Aqseer liked her chicken on stick and had the loveliest baby profile ever. When her sister was getting ready for her arrival on the world’s stage, Aqseer would want to share everything with her from the outside. Any object with the tag baby would set her off, “Johnson baby soap baby ko lagao...”

Oh yes, Aqseer has come a long way since her favourite book, “Kaju and the Shoe”. Despite having endured the ordeal of being the first born, with parents who read too much Benjamin Spock, Aqseer has evolved into this beautiful young lady living her life in a challenging, competitive and chaotic world full of other young people like her, trying to carve their places in the sun.

Her parents watch her evolution from a distance, with a pride mixed with concern. Astride her red Pulsar, in black jacket and aviators, Aqseer is on her way.

Everything of significance owned by Aqseer has received a christening. There is Mango, Tangerine, Juno and more. A feminist at heart and by the power of pen, she loves Delhi, friends, a well cooked plate of mutton and curd with some whey please!

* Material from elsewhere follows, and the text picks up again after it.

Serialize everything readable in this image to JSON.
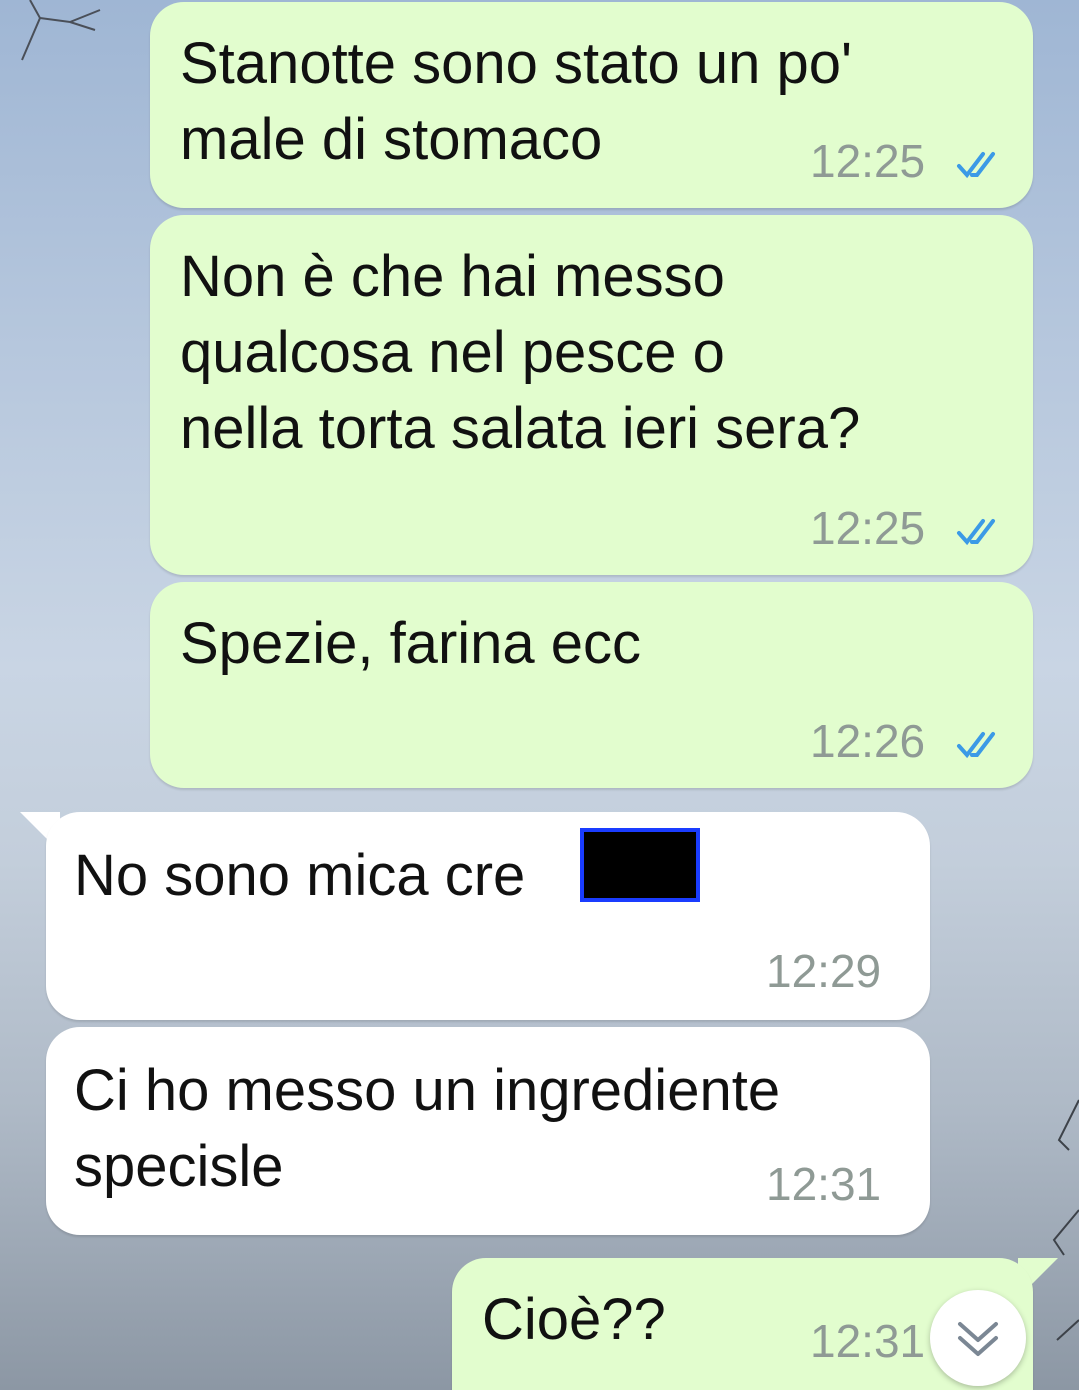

Today when she drives off in her Yellow Zen while in Delhi, sporting her black and white trademark gear, laptop over the shoulder and snack basket in hand, on way to intern with one truly remarkable Supreme Court Lawyer, very much the litigator in making, her mother sees instead the excited, tripping, scurrying toddler in her candy striped pyjamas.

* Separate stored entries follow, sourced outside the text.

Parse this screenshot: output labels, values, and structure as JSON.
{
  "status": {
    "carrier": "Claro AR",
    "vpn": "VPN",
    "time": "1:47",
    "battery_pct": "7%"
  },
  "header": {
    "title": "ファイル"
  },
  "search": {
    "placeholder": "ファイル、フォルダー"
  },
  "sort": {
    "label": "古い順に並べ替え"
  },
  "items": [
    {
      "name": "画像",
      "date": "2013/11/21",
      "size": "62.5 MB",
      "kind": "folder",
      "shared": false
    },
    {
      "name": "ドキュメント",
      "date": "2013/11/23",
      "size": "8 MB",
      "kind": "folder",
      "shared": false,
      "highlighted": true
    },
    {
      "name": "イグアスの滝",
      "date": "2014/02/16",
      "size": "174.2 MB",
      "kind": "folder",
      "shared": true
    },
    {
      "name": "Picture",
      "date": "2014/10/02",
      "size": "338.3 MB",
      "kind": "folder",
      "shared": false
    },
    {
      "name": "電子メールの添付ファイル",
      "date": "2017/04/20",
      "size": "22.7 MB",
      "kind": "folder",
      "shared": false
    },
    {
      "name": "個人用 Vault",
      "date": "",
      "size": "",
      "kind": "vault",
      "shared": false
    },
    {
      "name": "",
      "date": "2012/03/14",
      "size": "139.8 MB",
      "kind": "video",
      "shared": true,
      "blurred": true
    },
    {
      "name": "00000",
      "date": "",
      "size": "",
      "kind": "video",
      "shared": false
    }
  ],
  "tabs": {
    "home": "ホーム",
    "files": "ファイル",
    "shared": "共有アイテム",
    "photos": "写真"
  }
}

That gal in the chrome wheels, hurtling down myriad flyovers, head nodding in sync with the little white daisy on the dashboard is Aqseer.

Tic, tic, tic, tic.

Our daughter Aqseer.

PS: This mother chickened out during Aqseer’s first bout in the Boxing Ring. She dropped her off and raced home to google, ”Boxing: how dangerous a sport?!”


Shashi Nayagam said...

I can see how proud you are of her. You have created a wonderful individual.Wishing her all the best in future endeavours.

Kartik said...

I love your blog!

Wonderful stories of Aqseer here. I did not know the circumstances surrounding her birth.

Sweet memories came up for me, too. Of little Aqseer running around at the place in Adampur.

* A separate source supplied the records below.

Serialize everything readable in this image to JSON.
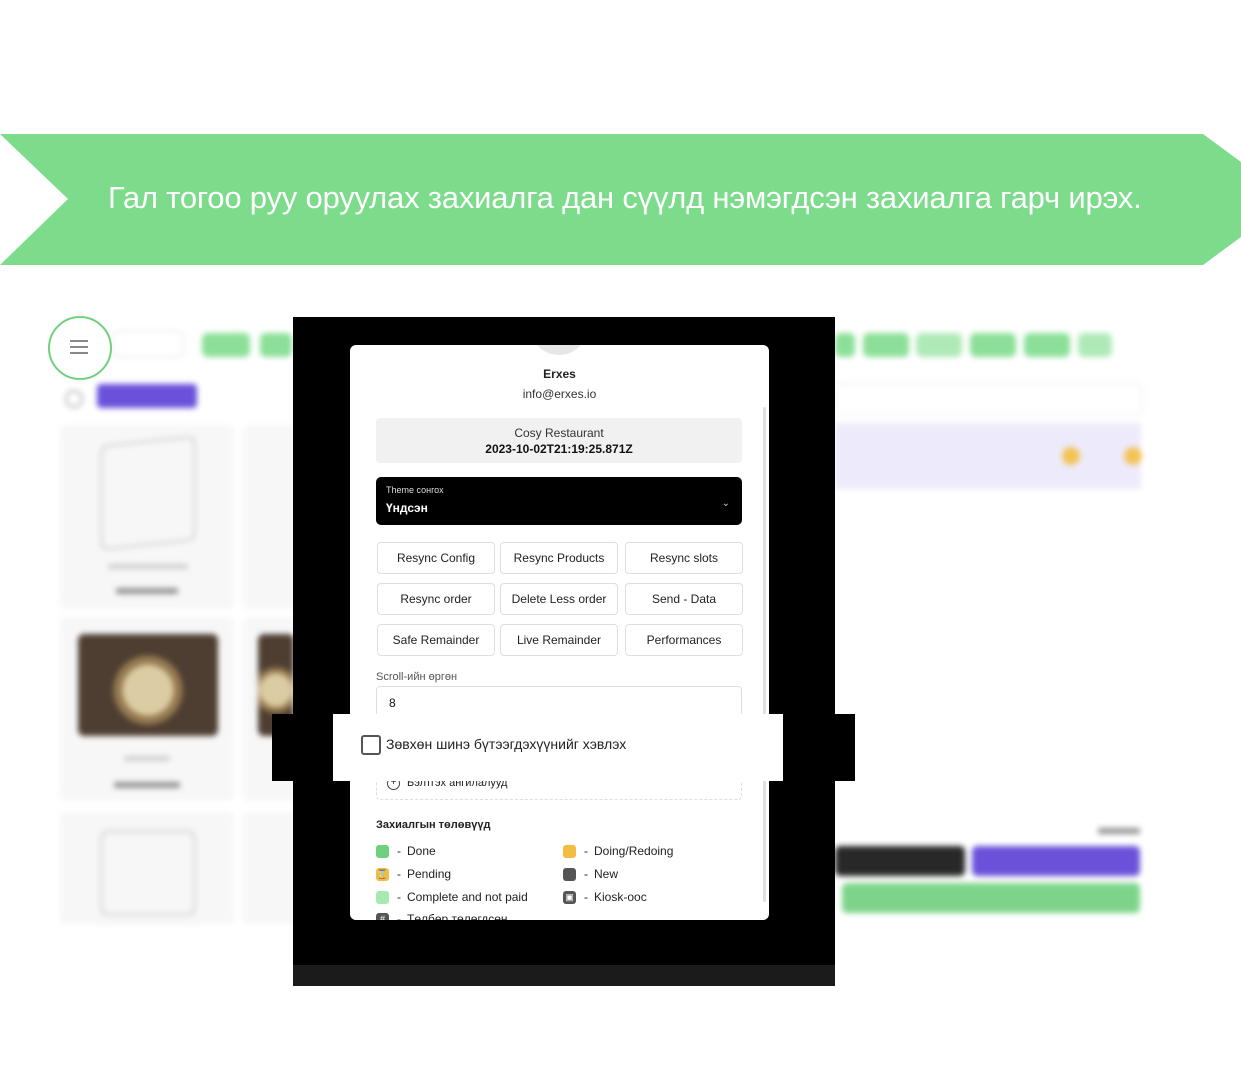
{
  "banner": {
    "text": "Гал тогоо руу оруулах захиалга дан сүүлд нэмэгдсэн захиалга гарч ирэх.",
    "color": "#7ddb8c"
  },
  "profile": {
    "name": "Erxes",
    "email": "info@erxes.io"
  },
  "restaurant": {
    "name": "Cosy Restaurant",
    "timestamp": "2023-10-02T21:19:25.871Z"
  },
  "theme": {
    "label": "Theme сонгох",
    "value": "Үндсэн"
  },
  "buttons": {
    "resync_config": "Resync Config",
    "resync_products": "Resync Products",
    "resync_slots": "Resync slots",
    "resync_order": "Resync order",
    "delete_less_order": "Delete Less order",
    "send_data": "Send - Data",
    "safe_remainder": "Safe Remainder",
    "live_remainder": "Live Remainder",
    "performances": "Performances"
  },
  "scroll": {
    "label": "Scroll-ийн өргөн",
    "value": "8"
  },
  "checkbox": {
    "label": "Зөвхөн шинэ бүтээгдэхүүнийг хэвлэх",
    "checked": false
  },
  "categories": {
    "label": "Бэлтгэх ангилалууд"
  },
  "statuses": {
    "title": "Захиалгын төлөвүүд",
    "items": [
      {
        "label": "Done",
        "color": "#6fd07d"
      },
      {
        "label": "Doing/Redoing",
        "color": "#f3bd44"
      },
      {
        "label": "Pending",
        "color": "#f3bd44"
      },
      {
        "label": "New",
        "color": "#555555"
      },
      {
        "label": "Complete and not paid",
        "color": "#a7eab1"
      },
      {
        "label": "Kiosk-оос",
        "color": "#555555"
      },
      {
        "label": "Төлбөр төлөгдсөн",
        "color": "#555555"
      }
    ]
  }
}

She's come a long way, indeed.

Kartik said...

PS - Hilarious moments here - the Johnson Baby Soap, and of course you googling boxing.

Tell me - who, or should I say what, are Mango, Tangerine and Juno? My curiosity is piqued.

Honey Sangha said...

Mango is her Yellow colored Zen car.

Tangerine is the little nodding daisy on the car dashboard.

Juno is her Pulsar bike.

I am sure she has a name for the SLR as well, not knowing yet....

Ayush said...

It's Zoom aunty (the camera i.e.), beautiful beautiful post is all I can say.

Honey Sangha said...

I am new to this Ayush and think I responded at "no reply" to your comment. Thank you for reading.